A spectacularly ill-timed tweet from VicForests is being called out for trying to ‘celebrate’ NAIDOC week while literally destroying natural habitats.

VicForests sent out this tweet on Thursday, along with black, yellow and red emojis to symbolise the Aboriginal flag.

“VicForests would like to acknowledge Australia’s traditional owners and custodians of the land in which it operates, and pay its respects to elders past and present. We treasure our partnership with indigenous [sic] communities during this very special #NAIDOCWeek2020.”

Whoever sent that tweet decided to use Twitter’s new function to limit replies, probably sensing that it wasn’t going to Go Down Well. (They also failed to capitalise ‘Indigenous’, which is such basic common sense it’s literally a government agency guideline.)

What they might not have counted on, however, was Twitter’s quote-tweet function.

“So tired of agencies and governments who acknowledge country whilst they desecrate it,” Senator Lidia Thorpe, who is the first Aboriginal senator from Victoria, said in response.

“Just stop with the hollow tokenism, you should be unwelcomed to country. Acknowledging country is abiding by the Laws of that Land. Stop the destruction!!”

If you’re not familiar with VicForests, here’s a quick run-down of why its acknowledgement of the land’s traditional owners went down like a lead balloon.

In May this year, the Federal Court found it had been logging in areas against a federal conservation act, destroying the habitats of two threatened species: the critically endangered Leadbeater’s possum and the vulnerable greater glider.

“Not only do VicForests’ forestry operations damage or destroy existing habitat critical to the survival of the two species, they also prevent new areas of forest from developing into such habitat in the future,” the case summary said.

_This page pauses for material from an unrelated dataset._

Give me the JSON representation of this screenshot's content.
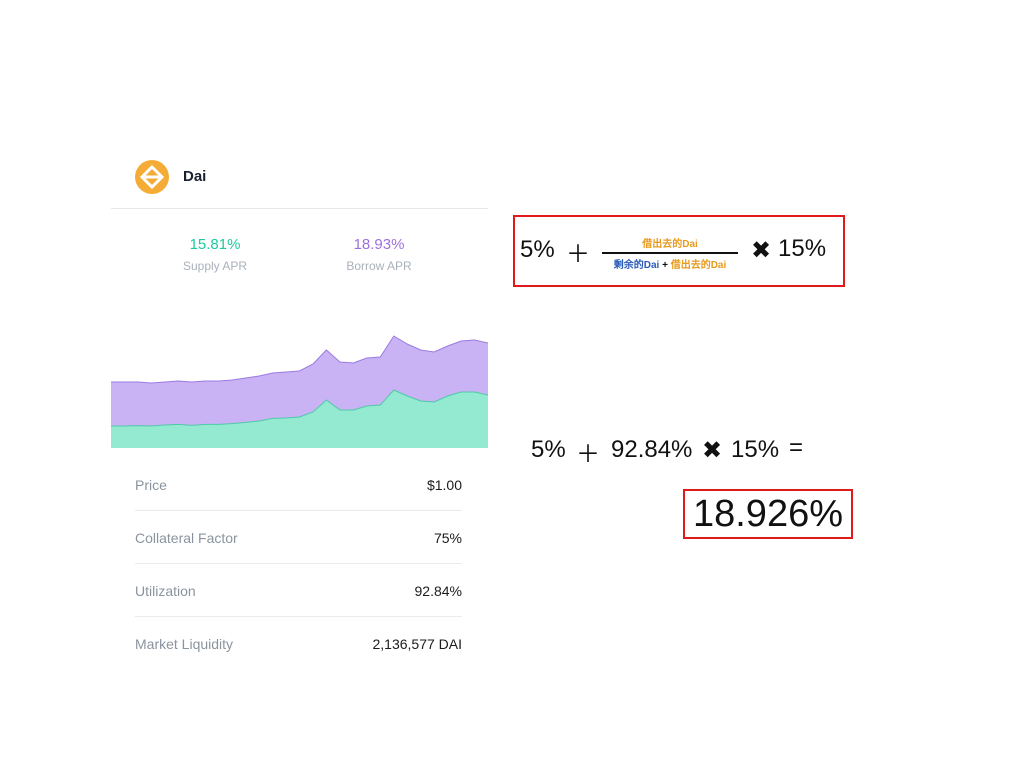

A few months later, an independent audit found multiple issues at VicForests, including failing to adequately survey for threatened species.

And that’s even before you get into the Djab Wurrung tree situation, which while not directly involving VicForests (that’s the work of the Western Highway upgrade), leads back to the same spot: the Victorian Government.

“This is a perfect case study of what’s wrong with modern NAIDOC,” Meriki Onus, a Gunai and Gunditjmara woman and radio host, said on Twitter about VicForest’s tweet.

“Any coloniser can have a RAP and make empty tweets about our holidays.

“We hate it.”

Sometimes, it’s better to never tweet.